Nvidia also links national AI investment to resilience in climate, energy and cybersecurity. It says accelerated computing is becoming more important in efforts to improve energy efficiency, respond to cyber threats and address wider sustainability challenges.

Local datasets are a central part of the approach. Nvidia says domestically trained foundation models and large language models can better reflect regional dialects, cultural context and specialist domains. It adds that speech AI systems can also support the preservation and revival of indigenous languages.

The company also ties this to governance as well as performance. Local hosting and operation of AI models means systems can be subject only to local laws and policies, rather than external rules or overseas infrastructure constraints.

Examples abroad

To illustrate the approach, Nvidia points to projects in Europe, Asia and Latin America that use its technology in public services. The examples focus on automation in government, multilingual language systems and legal administration.

In France, AI agents from ThinkDeep are being used by the Ministry of Economy and Finance to automate public-service workflows by processing large volumes of documents and data sources, according to Nvidia. The company says this cut document search times from two days to two minutes, saved 2 million euros for 10,000 employees and reduced energy use through more efficient in-country infrastructure control.

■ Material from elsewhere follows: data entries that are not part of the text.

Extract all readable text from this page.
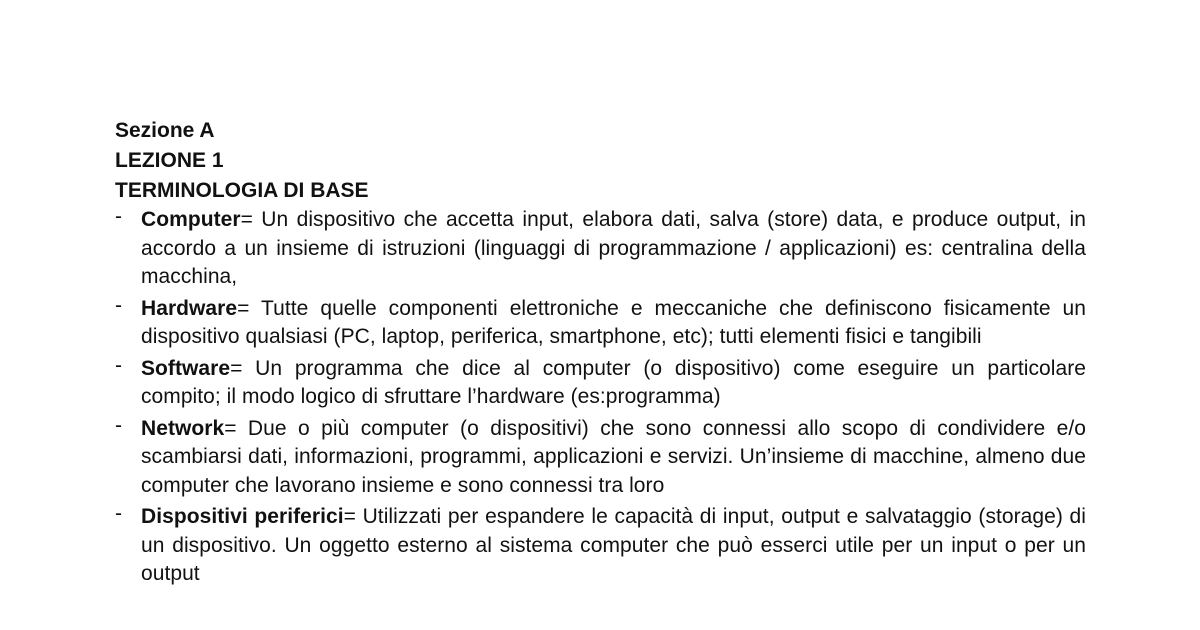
Sezione A

LEZIONE 1

TERMINOLOGIA DI BASE

- Computer= Un dispositivo che accetta input, elabora dati, salva (store) data, e produce output, in accordo a un insieme di istruzioni (linguaggi di programmazione / applicazioni) es: centralina della macchina,
- Hardware= Tutte quelle componenti elettroniche e meccaniche che definiscono fisicamente un dispositivo qualsiasi (PC, laptop, periferica, smartphone, etc); tutti elementi fisici e tangibili
- Software= Un programma che dice al computer (o dispositivo) come eseguire un particolare compito; il modo logico di sfruttare l’hardware (es:programma)
- Network= Due o più computer (o dispositivi) che sono connessi allo scopo di condividere e/o scambiarsi dati, informazioni, programmi, applicazioni e servizi. Un’insieme di macchine, almeno due computer che lavorano insieme e sono connessi tra loro
- Dispositivi periferici= Utilizzati per espandere le capacità di input, output e salvataggio (storage) di un dispositivo. Un oggetto esterno al sistema computer che può esserci utile per un input o per un output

In India, Nvidia highlighted the Sarvam platform, which it says was built entirely on domestic infrastructure and uses Nvidia GPUs to deliver multilingual AI models and voice agents across the country's 22 official languages. According to the company, the aim is to support government and enterprise services while keeping data, computing resources and governance under national control.

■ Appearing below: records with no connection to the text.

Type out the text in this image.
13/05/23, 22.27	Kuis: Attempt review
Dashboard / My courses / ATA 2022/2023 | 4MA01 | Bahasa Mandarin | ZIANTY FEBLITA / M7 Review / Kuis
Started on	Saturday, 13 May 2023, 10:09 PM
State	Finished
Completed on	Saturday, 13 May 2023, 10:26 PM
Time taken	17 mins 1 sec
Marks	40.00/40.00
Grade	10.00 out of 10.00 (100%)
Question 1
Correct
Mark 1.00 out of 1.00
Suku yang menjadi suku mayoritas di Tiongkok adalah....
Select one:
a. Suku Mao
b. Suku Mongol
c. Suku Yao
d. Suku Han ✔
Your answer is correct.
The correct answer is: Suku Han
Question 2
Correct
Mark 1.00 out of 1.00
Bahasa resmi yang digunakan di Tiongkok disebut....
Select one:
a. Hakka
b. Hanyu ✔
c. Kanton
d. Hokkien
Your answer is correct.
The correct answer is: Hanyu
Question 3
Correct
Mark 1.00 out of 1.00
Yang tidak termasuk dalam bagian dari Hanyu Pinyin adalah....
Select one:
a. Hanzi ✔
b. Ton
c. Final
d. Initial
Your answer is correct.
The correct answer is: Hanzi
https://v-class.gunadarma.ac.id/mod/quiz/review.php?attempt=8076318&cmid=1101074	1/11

In Brazil, Nvidia cited work by Widelabs for the Public Ministry of Rio Grande do Sul. The company says the AI systems are helping staff streamline internal investigations and make justice records easier to search and use for more than 8 million citizens across nearly 500 municipalities.

Industry context

The emphasis on sovereign or national AI has grown as governments weigh the economic and political risks of relying on foreign cloud providers and imported models. For Nvidia, the trend also points to a growing market for advanced chips, AI systems and the software stack needed to run them.

Nvidia says its AI Nations initiative has worked with countries since 2019 to help develop AI ecosystems and workforce training. The goal, it says, is to create conditions in which engineers, developers, scientists, entrepreneurs, creators and public-sector officials can pursue AI work in their home markets rather than relying entirely on imported infrastructure and expertise.

Jensen Huang, Founder and Chief Executive Officer of Nvidia, has previously framed AI infrastructure in broad economic terms. "The AI factory will become the bedrock of modern economies across the world," Huang said.